Das ist, mit Verlaub, ein starkes Stück! Der Satz ebenso wie seine Behauptung für richtig & zutreffend zu halten.
Denn mit „Gaza“ soll selbstverständlich die „Opferrolle“ der Palästinenser im Bombenhagel der israelischen Luftwaffe gemeint sein & keineswegs das drakonische Regiment der Hamas & ihrer ebenso ineffektiv-lächerlich wie zynisch kalkulierten selbstmörderischen Nadelstiche mit den provozierenden Raketen nach Israel.

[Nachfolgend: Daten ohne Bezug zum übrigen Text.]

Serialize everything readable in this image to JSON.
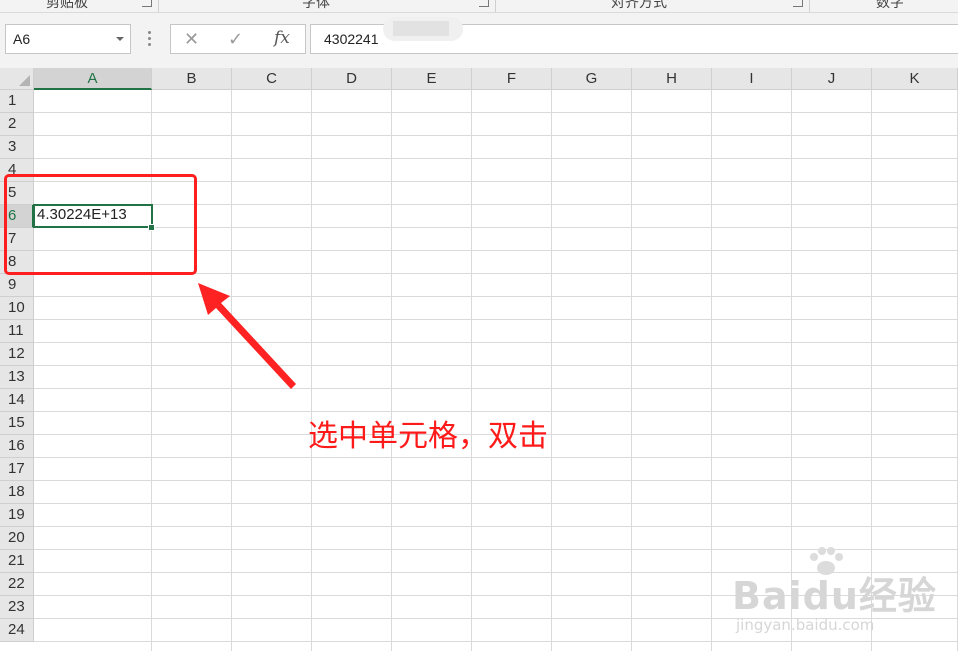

Und es soll damit eine moralische Überlegenheit der muslimischen Dauer-Klage über kriegsbedingten Tod & Verderben in Palästina gegenüber dem einmaligen Pariser Anschlag gegen Charlie-Hebdo ausgesprochen sein – wobei quasi naturbedingt die fast gleichzeitige Ermordung der vier französischen Juden in der Pariser Banlieu gar nicht erst von dem über Gaza dauertrauernden französischen Muslim erwähnt wird.

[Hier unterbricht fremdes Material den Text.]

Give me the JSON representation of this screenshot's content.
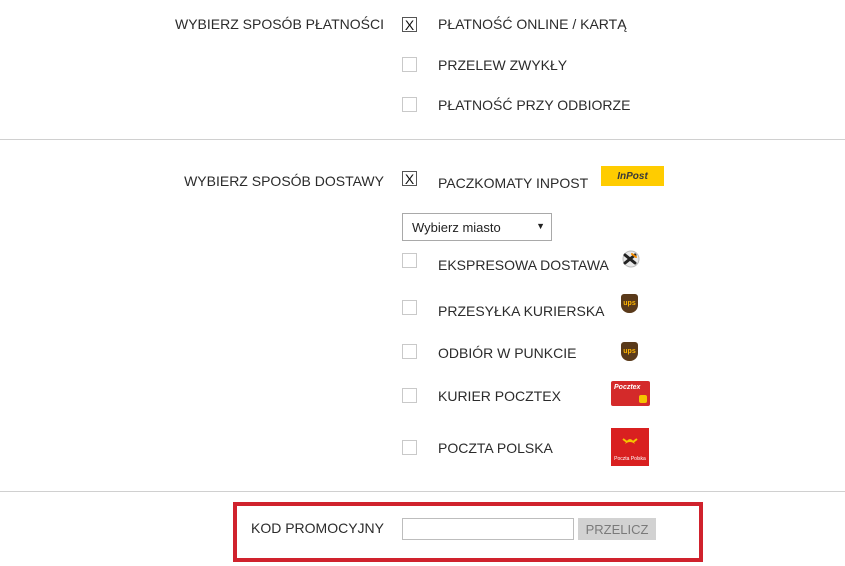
{
  "payment": {
    "section_label": "WYBIERZ SPOSÓB PŁATNOŚCI",
    "options": [
      {
        "label": "PŁATNOŚĆ ONLINE / KARTĄ",
        "checked": true
      },
      {
        "label": "PRZELEW ZWYKŁY",
        "checked": false
      },
      {
        "label": "PŁATNOŚĆ PRZY ODBIORZE",
        "checked": false
      }
    ]
  },
  "delivery": {
    "section_label": "WYBIERZ SPOSÓB DOSTAWY",
    "options": [
      {
        "label": "PACZKOMATY INPOST",
        "checked": true,
        "icon": "inpost-logo"
      },
      {
        "label": "EKSPRESOWA DOSTAWA",
        "checked": false,
        "icon": "express-delivery-icon"
      },
      {
        "label": "PRZESYŁKA KURIERSKA",
        "checked": false,
        "icon": "ups-logo"
      },
      {
        "label": "ODBIÓR W PUNKCIE",
        "checked": false,
        "icon": "ups-logo"
      },
      {
        "label": "KURIER POCZTEX",
        "checked": false,
        "icon": "pocztex-logo"
      },
      {
        "label": "POCZTA POLSKA",
        "checked": false,
        "icon": "poczta-polska-logo"
      }
    ],
    "city_select": {
      "value": "Wybierz miasto"
    },
    "logo_text": {
      "inpost": "InPost",
      "pocztex": "Pocztex",
      "poczta_polska": "Poczta Polska",
      "ups": "ups"
    }
  },
  "promo": {
    "label": "KOD PROMOCYJNY",
    "input_value": "",
    "button_label": "PRZELICZ"
  },
  "checkbox_mark": "X",
  "colors": {
    "accent_red": "#d0222d",
    "inpost_yellow": "#ffcc00",
    "ups_brown": "#5a3a1a"
  }
}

Seine schamlose Opfer-Übertrumpfung brauchte er jedoch gar nicht, um seine tiefere „muslimische“ Betroffenheit zu rechtfertigen – im Angesicht der innerfranzösischen Massaker durch jene, die in Allahs Namen mit Kalaschnikows wider „Ungläubige“ beten – seien es freche Satitiker oder „koscher“ einkaufende Juden in Frankreich. Denn unter seinesgleichen Allah-Gläubigen rund um die Welt fände er genug & numerisch weitaus mehr Gründe, in Trauer & Wut, Empörung & Empathie über deren Untaten zu fallen & demonstrierend auf die europäischen Straßen zu gehen (wie das die Kurden für ihre Belange tun)! In Nigeria, Mali. Afghanistan, Pakistan oder dem Vorderen Orient & der arabischen Halbinsel gäbe es übergenug Anlässe dazu. Im Namen eines Glaubens, der sich auf Mohammeds Allah beruft, werden da & dort Kinder & Mädchen beschnitten, vergewaltigt & hingemordet, „Sünder“ gesteinigt oder geköpft – & dafür wird „Respekt“ verlangt?

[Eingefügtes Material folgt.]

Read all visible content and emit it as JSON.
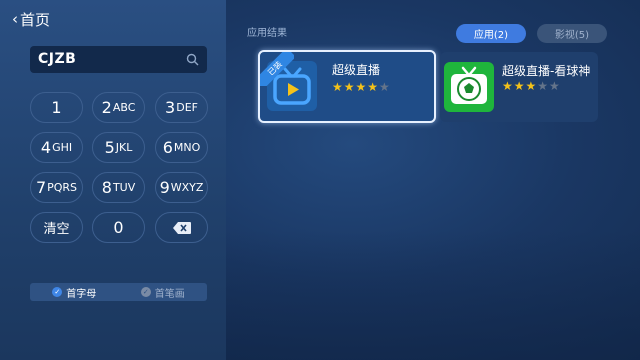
{
  "nav": {
    "back_label": "首页"
  },
  "search": {
    "value": "CJZB"
  },
  "keypad": [
    {
      "num": "1",
      "letters": ""
    },
    {
      "num": "2",
      "letters": "ABC"
    },
    {
      "num": "3",
      "letters": "DEF"
    },
    {
      "num": "4",
      "letters": "GHI"
    },
    {
      "num": "5",
      "letters": "JKL"
    },
    {
      "num": "6",
      "letters": "MNO"
    },
    {
      "num": "7",
      "letters": "PQRS"
    },
    {
      "num": "8",
      "letters": "TUV"
    },
    {
      "num": "9",
      "letters": "WXYZ"
    },
    {
      "clear": "清空"
    },
    {
      "num": "0",
      "letters": ""
    }
  ],
  "input_mode": {
    "option1": "首字母",
    "option2": "首笔画",
    "selected": "首字母"
  },
  "results": {
    "section_title": "应用结果",
    "tabs": [
      {
        "label": "应用(2)",
        "active": true
      },
      {
        "label": "影视(5)",
        "active": false
      }
    ],
    "apps": [
      {
        "name": "超级直播",
        "rating": 4,
        "max_rating": 5,
        "badge": "已装",
        "selected": true,
        "icon_color": "#2f90e6"
      },
      {
        "name": "超级直播-看球神",
        "rating": 3,
        "max_rating": 5,
        "badge": "",
        "selected": false,
        "icon_color": "#1fb53c"
      }
    ]
  },
  "colors": {
    "accent": "#3f7be0",
    "star": "#f4c21a",
    "panel": "#2a4f82"
  }
}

Wo sind die Muslime, die sich von Rushdies satirischem Roman „Satanische Verse“ beleidigt gefühlt hatten, ohne ihn gelesen zu haben, danach je gewesen – als in ihrem muslimischen Umfeld im Namen ihrer „sanftmütigen Religion“ die scheußlichsten Verbrechen an ihresgleichen Gläubigen begangen wurden? Wo ist da ihr angeblich religiös fundiertes außergewöhnliches Mitgefühl (& wäre es auch nur für ihresgleichen) jemals hervorgetreten? Wo haben die europäischen Muslime jemals uns Un-& Nichtgläubigen öffentlich gezeigt, dass sie verurteilen, missbilligen & verabscheuen, was in ihres „Allahs Namen“ an Menschen verübt wird, die nicht unterm Schutzschirm einer laizistisch-ungläubig-demokratischen Gesellschaft leben – aus der sich z.B. augenblicklich Erdogans Türkei unter islamischer Begleitmusik entfernt, hin zu einem autoritären, modernen „Kalifat“, das jetzt schon so „lupenrein demokratisch“ ist wie die Putinsche gelenkte Demokratie in Russland?
Kein Glaube kann für sich „Respekt“ verlangen, so lange Denken, Vernunft, „Unglaube“ nicht von Gläubigen respektiert wird!